JAKARTA – Ketua Bidang Pembinaan dan Prestasi (Kabid Binpres) Persatuan Angkat Berat Seluruh Indonesia (PP PABSI) Hadi Wihardja mengungkapkan, ada dua hal yang membuat atlet Indonesia Rizki Juniansyah berhasil meraih medali emas di Paris 2024. Pertama, karena metode latihan yang baik dan faktor usia.
Risky sukses membawa pulang medali emas Olimpiade 2024 pada cabang angkat besi 73kg putra di South Paris Arena 6 pada Kamis, 8 Agustus 2024 di Paris, Prancis. Ia mengangkat beban 155 kg pada angkatan jerk dan 199 kg pada angkatan clean and jerk dengan total angkatan 354 kg.

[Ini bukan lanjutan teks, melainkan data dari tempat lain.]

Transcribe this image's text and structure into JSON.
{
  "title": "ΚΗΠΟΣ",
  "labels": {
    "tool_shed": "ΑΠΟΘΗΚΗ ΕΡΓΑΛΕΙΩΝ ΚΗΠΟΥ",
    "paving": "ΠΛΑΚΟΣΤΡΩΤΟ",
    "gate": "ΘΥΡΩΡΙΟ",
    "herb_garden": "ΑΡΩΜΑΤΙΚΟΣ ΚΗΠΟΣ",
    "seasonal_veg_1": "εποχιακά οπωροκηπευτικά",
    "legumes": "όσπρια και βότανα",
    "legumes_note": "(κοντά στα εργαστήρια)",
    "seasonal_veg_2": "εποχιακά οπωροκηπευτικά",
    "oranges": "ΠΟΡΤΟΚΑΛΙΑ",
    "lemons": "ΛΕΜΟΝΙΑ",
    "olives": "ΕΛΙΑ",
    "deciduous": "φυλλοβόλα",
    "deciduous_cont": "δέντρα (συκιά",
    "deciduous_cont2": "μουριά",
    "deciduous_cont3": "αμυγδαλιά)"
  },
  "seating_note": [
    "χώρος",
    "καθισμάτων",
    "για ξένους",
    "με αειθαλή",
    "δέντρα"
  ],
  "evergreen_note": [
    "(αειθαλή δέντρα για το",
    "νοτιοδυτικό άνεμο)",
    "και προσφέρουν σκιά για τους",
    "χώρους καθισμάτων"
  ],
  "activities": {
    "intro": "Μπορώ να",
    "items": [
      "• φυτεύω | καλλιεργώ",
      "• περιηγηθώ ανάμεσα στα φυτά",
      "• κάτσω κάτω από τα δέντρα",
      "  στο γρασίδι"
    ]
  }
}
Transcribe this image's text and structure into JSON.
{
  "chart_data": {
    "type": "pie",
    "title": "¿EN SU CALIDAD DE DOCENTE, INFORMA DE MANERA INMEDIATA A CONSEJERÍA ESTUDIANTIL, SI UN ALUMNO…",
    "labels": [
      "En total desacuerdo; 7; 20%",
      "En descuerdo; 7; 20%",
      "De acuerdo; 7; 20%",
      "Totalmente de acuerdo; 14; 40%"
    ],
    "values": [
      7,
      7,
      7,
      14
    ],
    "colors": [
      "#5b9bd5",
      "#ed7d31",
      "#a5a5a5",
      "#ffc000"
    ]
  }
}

Kemenangan tersebut sekaligus menjadikannya lifter Indonesia pertama yang berhasil membawa pulang medali emas di Olimpiade. Di Paris 2024 sendiri, Kijun –sapaan akrab Risky– menjadi peraih medali emas kedua tim Merah Putih setelah atlet panjat tebing Vedric Leonardo.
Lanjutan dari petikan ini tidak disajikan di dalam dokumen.